SOKAKLARINDA SPOR YAPILABİLEN BİR KENT, SÜRDÜRÜLEBİLİR BİR YAŞAMA SAHİP BİR KENTTİR: Sokaklarında spor yapılabilen bir kent, sürdürülebilir bir yaşama sahip bir kenttir. Bu yıl birincisini düzenlediğimiz İstanbul Bisiklet Tipi ile bunu bir defa daha anlattık. 45’incisini düzenleyeceğimiz maratonumuzla, bunun altını bir sefer daha çizeceğiz. Kentimizin sokaklarında, caddelerinde ve dünyanın en eşsiz görünümüne sahip köprüsünde, dünyanın 4 bir yanından atletleri konuk edeceğiz. İstanbul’un her köşesinde spor yapılabilen bir metropol olduğunu anlatacağız. Gelecekte birçok büyük spor tertibine mesken sahipliği yapmak için çok uygun bir aday olduğumuzu tüm dünya spor idare kurumlarına bir kere daha anlatacağız. Halk koşumuzda yeniden yüzbinler bir ortaya gelecek. Beşerler yaş, cinsiyet, ekonomik durumlarına nazaran ayrılmadan birlikte koşacaklar, İstanbul Boğazı’nı birlikte geçecekler. Toplumsal dayanışmanın, birlikteliğin, sporun insanları bir ortaya getirme gücünün en hoş örneklerini sergileyeceğiz. Türkiye İş Bankası 45. İstanbul Maratonu, dünyanın en hoş kentinde, birçok tarihi ve kültürel mirasımızın etrafında koşulacak. Tüm dünyaya ne kadar hoş bir kent olduğumuzu, dünyanın kültür başşehri olduğumuzu bir sefer daha aktarma fırsatı ortaya çıkacak.
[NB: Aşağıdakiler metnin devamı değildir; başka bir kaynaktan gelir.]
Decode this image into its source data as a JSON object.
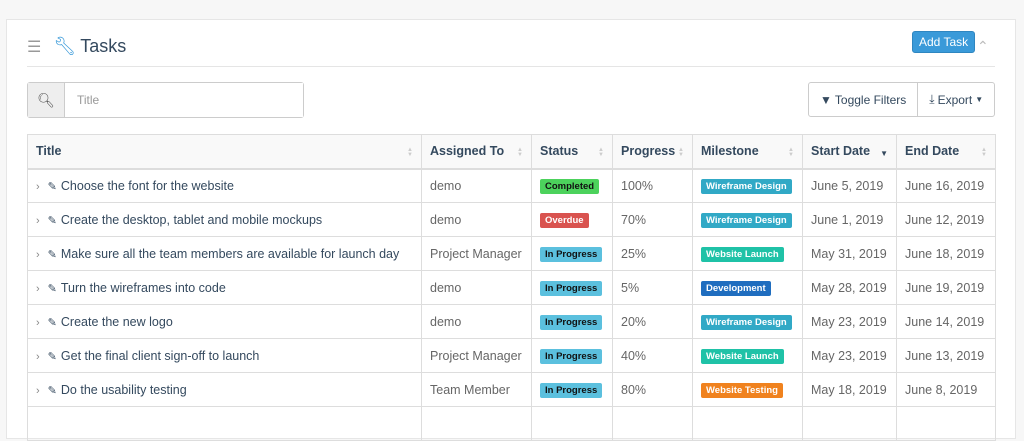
{
  "header": {
    "title": "Tasks",
    "add_label": "Add Task"
  },
  "search": {
    "placeholder": "Title"
  },
  "toolbar": {
    "toggle_filters": "Toggle Filters",
    "export": "Export"
  },
  "columns": [
    "Title",
    "Assigned To",
    "Status",
    "Progress",
    "Milestone",
    "Start Date",
    "End Date"
  ],
  "status_colors": {
    "Completed": [
      "#4cd25c",
      "#111"
    ],
    "Overdue": [
      "#d9534f",
      "#fff"
    ],
    "In Progress": [
      "#5bc0de",
      "#111"
    ]
  },
  "milestone_colors": {
    "Wireframe Design": "#31a9c6",
    "Website Launch": "#1fc2a7",
    "Development": "#1f6dbf",
    "Website Testing": "#f0821e"
  },
  "rows": [
    {
      "title": "Choose the font for the website",
      "assigned": "demo",
      "status": "Completed",
      "progress": "100%",
      "milestone": "Wireframe Design",
      "start": "June 5, 2019",
      "end": "June 16, 2019"
    },
    {
      "title": "Create the desktop, tablet and mobile mockups",
      "assigned": "demo",
      "status": "Overdue",
      "progress": "70%",
      "milestone": "Wireframe Design",
      "start": "June 1, 2019",
      "end": "June 12, 2019"
    },
    {
      "title": "Make sure all the team members are available for launch day",
      "assigned": "Project Manager",
      "status": "In Progress",
      "progress": "25%",
      "milestone": "Website Launch",
      "start": "May 31, 2019",
      "end": "June 18, 2019"
    },
    {
      "title": "Turn the wireframes into code",
      "assigned": "demo",
      "status": "In Progress",
      "progress": "5%",
      "milestone": "Development",
      "start": "May 28, 2019",
      "end": "June 19, 2019"
    },
    {
      "title": "Create the new logo",
      "assigned": "demo",
      "status": "In Progress",
      "progress": "20%",
      "milestone": "Wireframe Design",
      "start": "May 23, 2019",
      "end": "June 14, 2019"
    },
    {
      "title": "Get the final client sign-off to launch",
      "assigned": "Project Manager",
      "status": "In Progress",
      "progress": "40%",
      "milestone": "Website Launch",
      "start": "May 23, 2019",
      "end": "June 13, 2019"
    },
    {
      "title": "Do the usability testing",
      "assigned": "Team Member",
      "status": "In Progress",
      "progress": "80%",
      "milestone": "Website Testing",
      "start": "May 18, 2019",
      "end": "June 8, 2019"
    }
  ]
}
ÇİÇEK SOLON ŞENSOY BUGÜN BİZLERLE:

“SIRTINI ASLA ARKADAŞLARINA DÖNMEYECEK BİR BAKIŞI OLAN KALECİ ÜZEREYİM SİYASETTE”

Konuşmaların akabinde İmamoğlu ve öteki iştirakçiler, gazetecilerin sorularını yanıtladı. İmamoğlu, “Maraton, siyasetçilerin çok kullandığı bir metafordur. Fakat Can Yücel de Deniz Gezmiş’i en düzgün 100 metreyi koşan yüz metreci olarak tanımlar. Siz, 100 metreci misiniz, maratoncu musunuz” sorusuna, “Ben, sporda şöyle birisiyim aslında: Sırtını asla arkadaşlarına dönmeyecek bir bakışı olan kaleci üzereyim siyasette. Ne vakit depar atacağını bilen âlâ bir 100 metre koşucusuyum. Fakat hayata, prensiplerine ve siyasetteki duruşuyla da asla vazgeçmeyecek bir maraton koşucusuyum” karşılığını verdi. Soru-yanıt kısmının akabinde maratonda giyilecek t-shirtler de basın mensuplarına tanıtıldı.